Japan wants to develop a supercomputer that can operate at 10 petaflops, or 10 quadrillion calculations per second, which is 73 times faster than the Blue Gene, an official of the ministry said on condition of anonymity.

Kyodo News reported that the total amount for the project is estimated between 80 billion and 100 billion yen ($714 million to $893 million) and the ministry will request 10 billion yen ($89 million) for the next fiscal year's budget.

The ministry official could not confirm the figures, saying it has yet to reach a formal decision on the project, which is expected by the end of August. But he said that if the budget for next year is approved, the ministry hopes to complete the next-generation supercomputer sometime in fiscal 2010, which ends in March 2011.

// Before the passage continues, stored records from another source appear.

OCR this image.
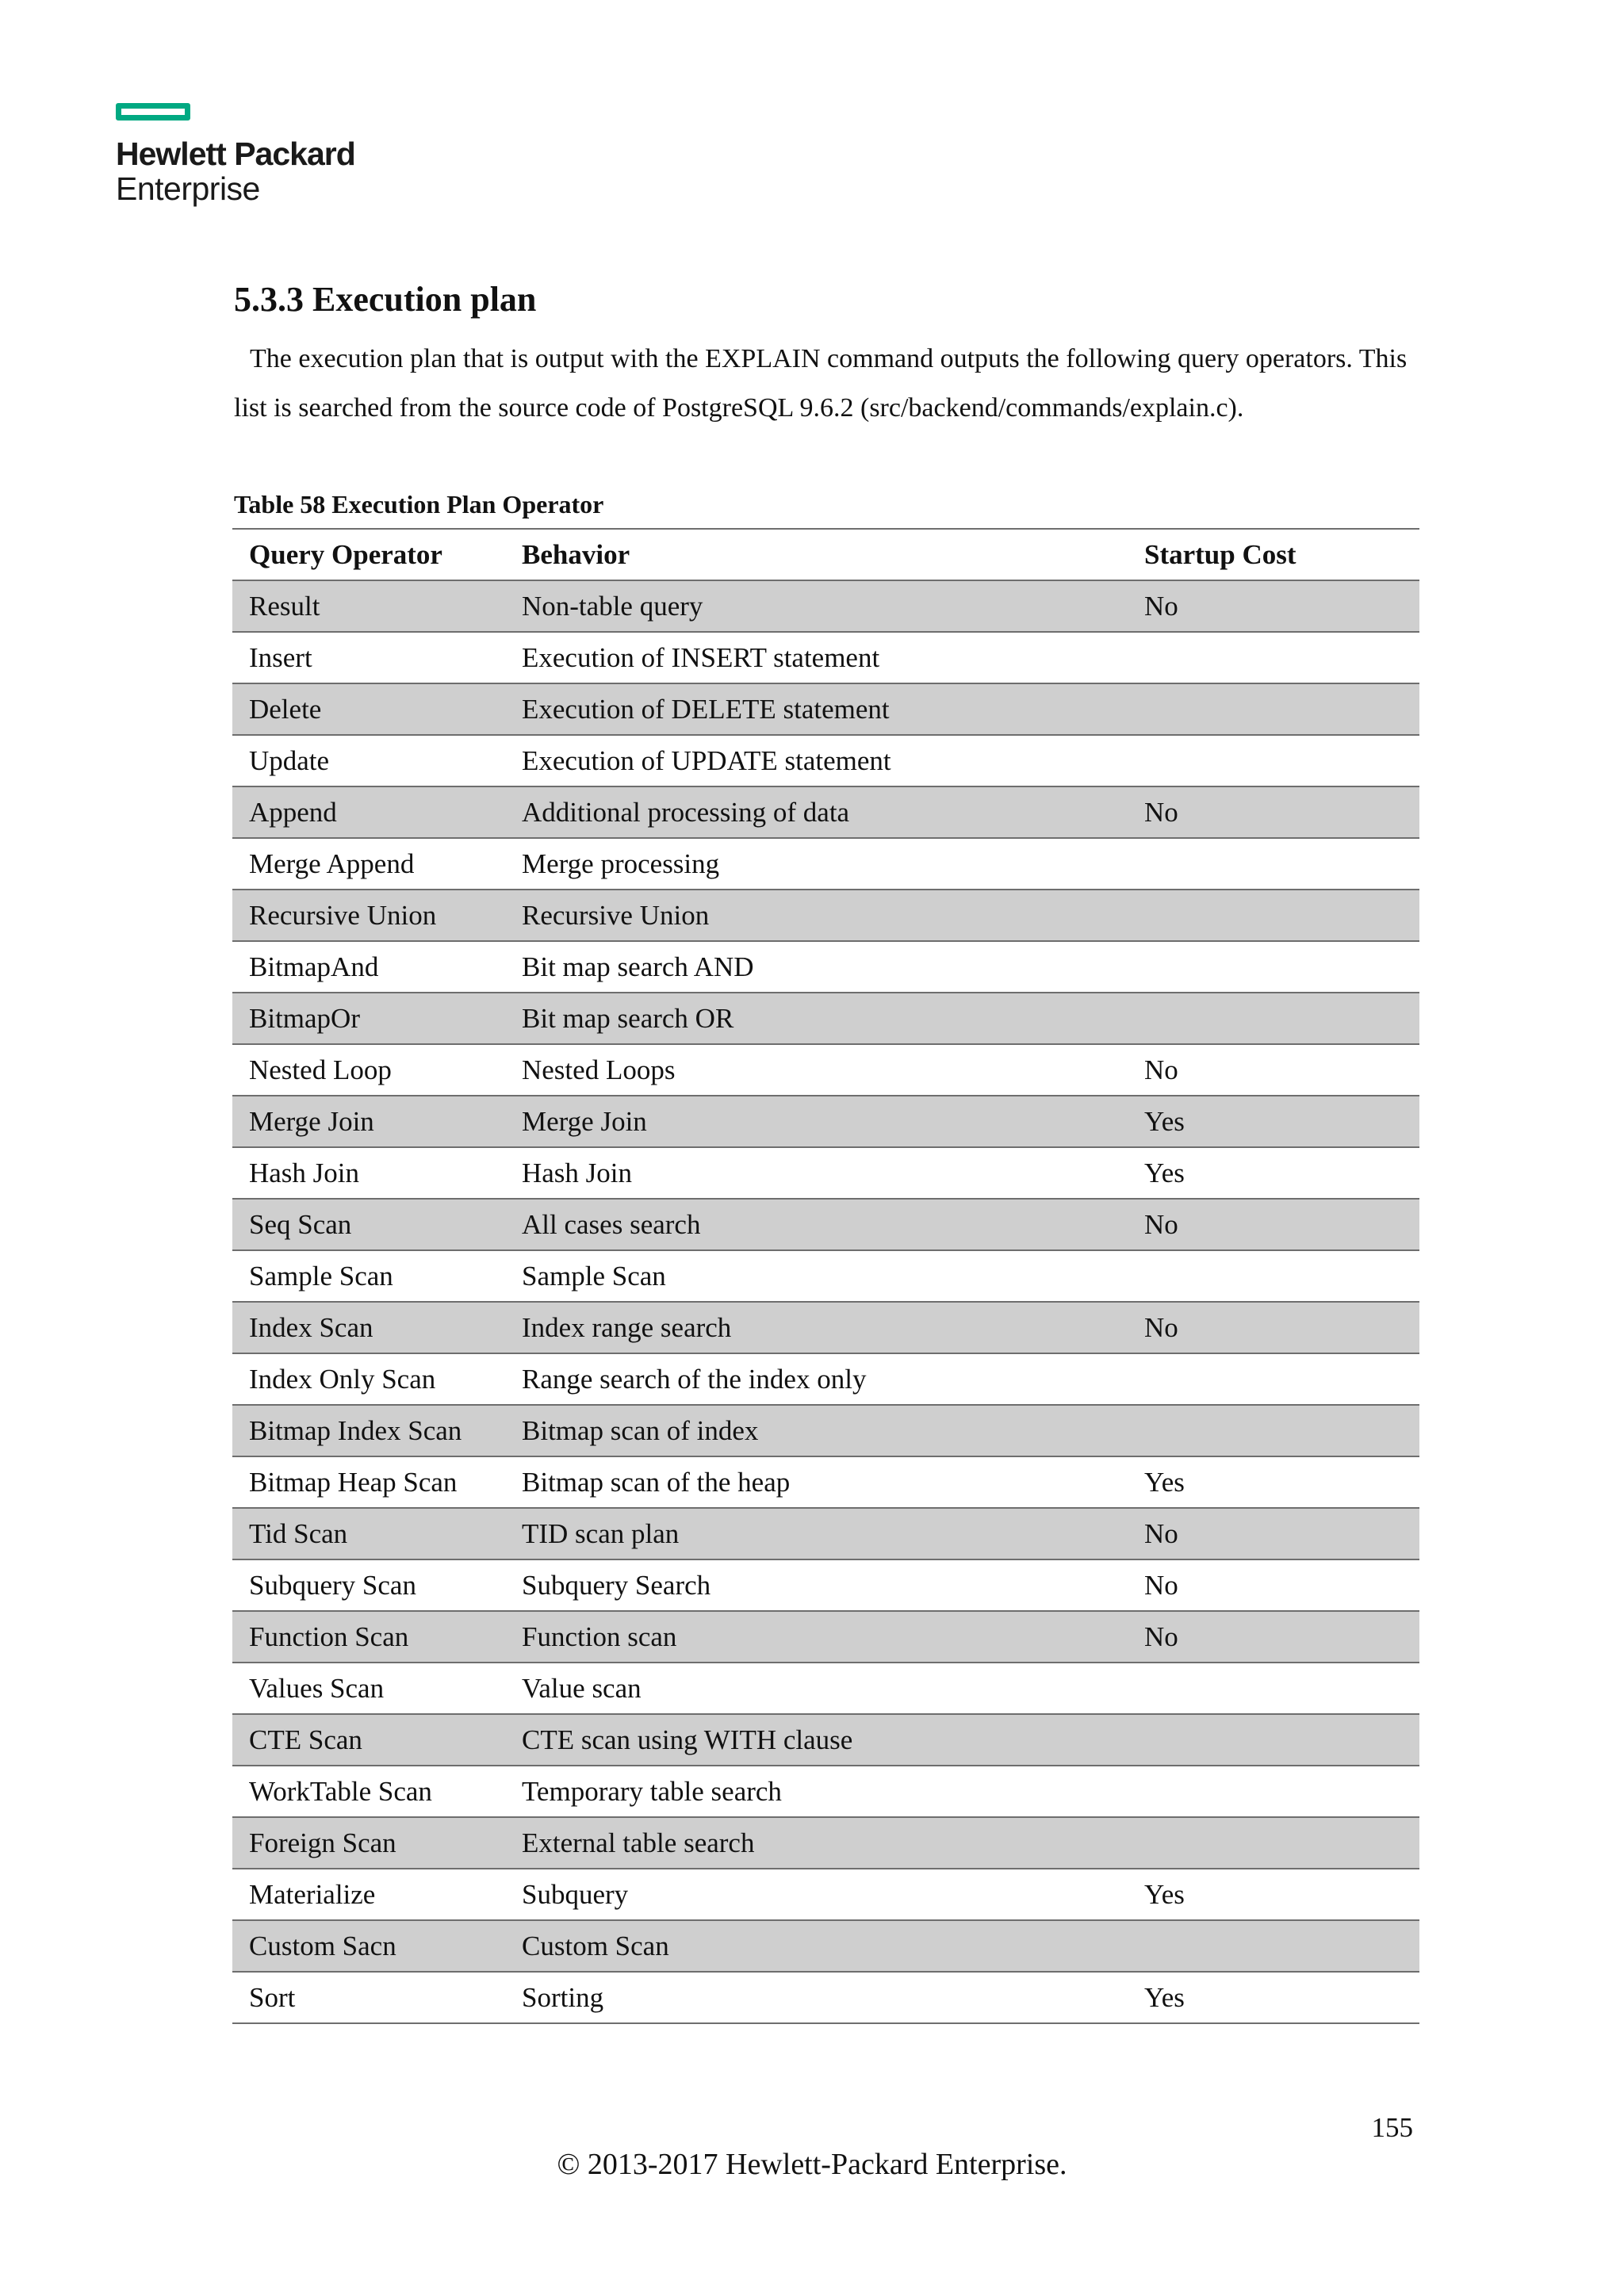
Hewlett Packard
Enterprise
5.3.3 Execution plan

The execution plan that is output with the EXPLAIN command outputs the following query operators. This list is searched from the source code of PostgreSQL 9.6.2 (src/backend/commands/explain.c).

Table 58 Execution Plan Operator

Query Operator	Behavior	Startup Cost
Result	Non-table query	No
Insert	Execution of INSERT statement	
Delete	Execution of DELETE statement	
Update	Execution of UPDATE statement	
Append	Additional processing of data	No
Merge Append	Merge processing	
Recursive Union	Recursive Union	
BitmapAnd	Bit map search AND	
BitmapOr	Bit map search OR	
Nested Loop	Nested Loops	No
Merge Join	Merge Join	Yes
Hash Join	Hash Join	Yes
Seq Scan	All cases search	No
Sample Scan	Sample Scan	
Index Scan	Index range search	No
Index Only Scan	Range search of the index only	
Bitmap Index Scan	Bitmap scan of index	
Bitmap Heap Scan	Bitmap scan of the heap	Yes
Tid Scan	TID scan plan	No
Subquery Scan	Subquery Search	No
Function Scan	Function scan	No
Values Scan	Value scan	
CTE Scan	CTE scan using WITH clause	
WorkTable Scan	Temporary table search	
Foreign Scan	External table search	
Materialize	Subquery	Yes
Custom Sacn	Custom Scan	
Sort	Sorting	Yes
155
© 2013-2017 Hewlett-Packard Enterprise.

Japan's Earth Simulator supercomputer, introduced in 2002, had been the world's fastest until 2004, when the IBM's Blue Gene took the title, he said.

Currently, the Earth Simulator, at a speed of 35.9 teraflops, is ranked fourth after the IBM's two Blue Gene systems and NASA's Columbia system, all in the United States, according to the top 500 list of the world's fastest supercomputers, released at the International Supercomputing Conference held in June in Heidelberg, Germany.

The Earth Simulator is used to track global sea temperatures, rainfall and crustal movement to predict natural disasters over the next few centuries.

The ministry wants to use the planned supercomputer for a wider use such as simulating the formation of galaxy and the interactions between a medicine and the human body.